最後の部品が届き、設計図にあった三種の装置がそれぞれ二丁ずつ完成した。
円筒部六ヶ所に高圧ガスカートリッジ式発射装置が仕込まれたカメラの望遠レンズは、三脚座とりつけ部内部にガスカートリッジが仕込まれている。望遠レンズとカメラ本体を接続するアタッチメントに、シャッターに連動した発射レリーズがある。予備ガスカートリッジとガス供給チューブはカメラの三脚内部に仕込まれている。
ボールペン型とペンライト型ガスカートリッジ式発射装置は胸ポケットに刺しておける代物だ。どちらも本体胴部に小さなボタンがあり、スライドして押すと弾丸を発射する。

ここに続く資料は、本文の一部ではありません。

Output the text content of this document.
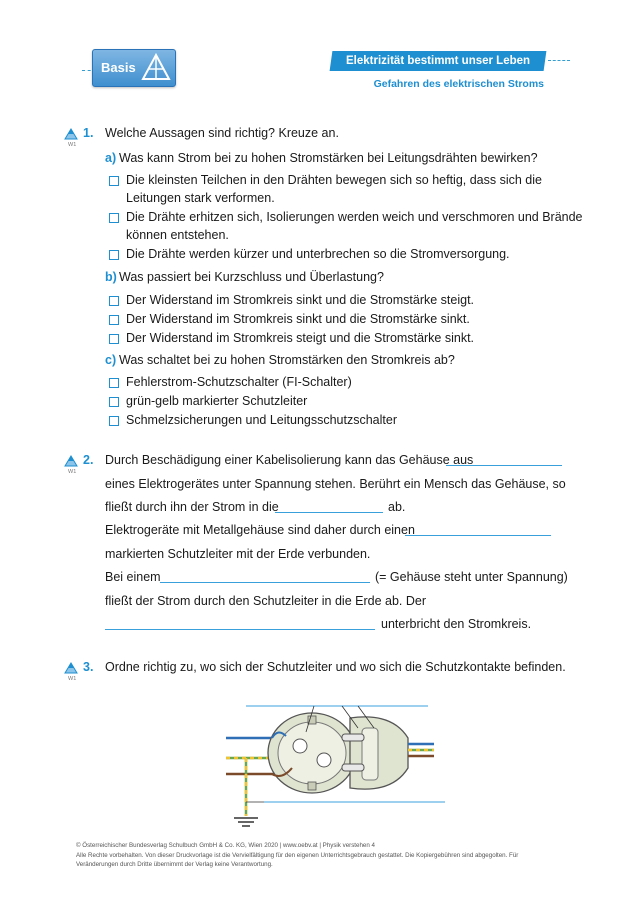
Basis	Elektrizität bestimmt unser Leben
Gefahren des elektrischen Stroms
W1
1. Welche Aussagen sind richtig? Kreuze an.
a) Was kann Strom bei zu hohen Stromstärken bei Leitungsdrähten bewirken?
Die kleinsten Teilchen in den Drähten bewegen sich so heftig, dass sich die
Leitungen stark verformen.
Die Drähte erhitzen sich, Isolierungen werden weich und verschmoren und Brände
können entstehen.
Die Drähte werden kürzer und unterbrechen so die Stromversorgung.
b) Was passiert bei Kurzschluss und Überlastung?
Der Widerstand im Stromkreis sinkt und die Stromstärke steigt.
Der Widerstand im Stromkreis sinkt und die Stromstärke sinkt.
Der Widerstand im Stromkreis steigt und die Stromstärke sinkt.
c) Was schaltet bei zu hohen Stromstärken den Stromkreis ab?
Fehlerstrom-Schutzschalter (FI-Schalter)
grün-gelb markierter Schutzleiter
Schmelzsicherungen und Leitungsschutzschalter
W1
2. Durch Beschädigung einer Kabelisolierung kann das Gehäuse aus
eines Elektrogerätes unter Spannung stehen. Berührt ein Mensch das Gehäuse, so
fließt durch ihn der Strom in die	ab.
Elektrogeräte mit Metallgehäuse sind daher durch einen
markierten Schutzleiter mit der Erde verbunden.
Bei einem	(= Gehäuse steht unter Spannung)
fließt der Strom durch den Schutzleiter in die Erde ab. Der
unterbricht den Stromkreis.
W1
3. Ordne richtig zu, wo sich der Schutzleiter und wo sich die Schutzkontakte befinden.
© Österreichischer Bundesverlag Schulbuch GmbH & Co. KG, Wien 2020 | www.oebv.at | Physik verstehen 4
Alle Rechte vorbehalten. Von dieser Druckvorlage ist die Vervielfältigung für den eigenen Unterrichtsgebrauch gestattet. Die Kopiergebühren sind abgegolten. Für
Veränderungen durch Dritte übernimmt der Verlag keine Verantwortung.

いずれも正確な射程距離は三〇メートルだ。今はどの装置にも弾丸は装填されていない。微細な穴があいた三ミリ径の防錆処理された鋼鉄球弾丸二十四発はフグの肝臓が入った密封容器に浸したままだ。
十一月一日、火曜、正午。
下請けの始末屋から送られたスマホに連絡がきた。佐枝はスマホをスピーカーモードにしてソファーテーブルに置き、芳川とともにソファーに座った。
「連絡事項は何だ?」
佐枝の問いに音声変換された声が答える。
「実行日は十一月二日、水曜、午後二時。
場所は首相官邸一階、記者会見室。
与党幹事長、元幹事長、内山総理の順に始末してくれ。
帝都新聞の記者として会見室に入るよう手配した。
本日午後、記者証と腕章がそちらへ届く。それをつけて入場し、標的を始末しろ。
会見室の記者席は始末しやすい場所を確保しろ」
それだけ話すと通話は切れた。
佐枝は芳川の耳元に口を寄せた。
「芳川が下請けの始末屋なら、標的の始末をどうやって確認する?」
芳川も佐枝の耳に口を寄せて囁く。
「現場へ行って始末を確認する・・・。我々も始末する気だ」
「やはりそう思うか。下請けの始末屋は私たちと同じ装置を使うはずだ。
会見室で記者たちのカメラとボールペンとペンライトを確認し、始末屋を始末しよう」
「わかった」
芳川は佐枝を抱きしめた。頬に笑みを浮かべている。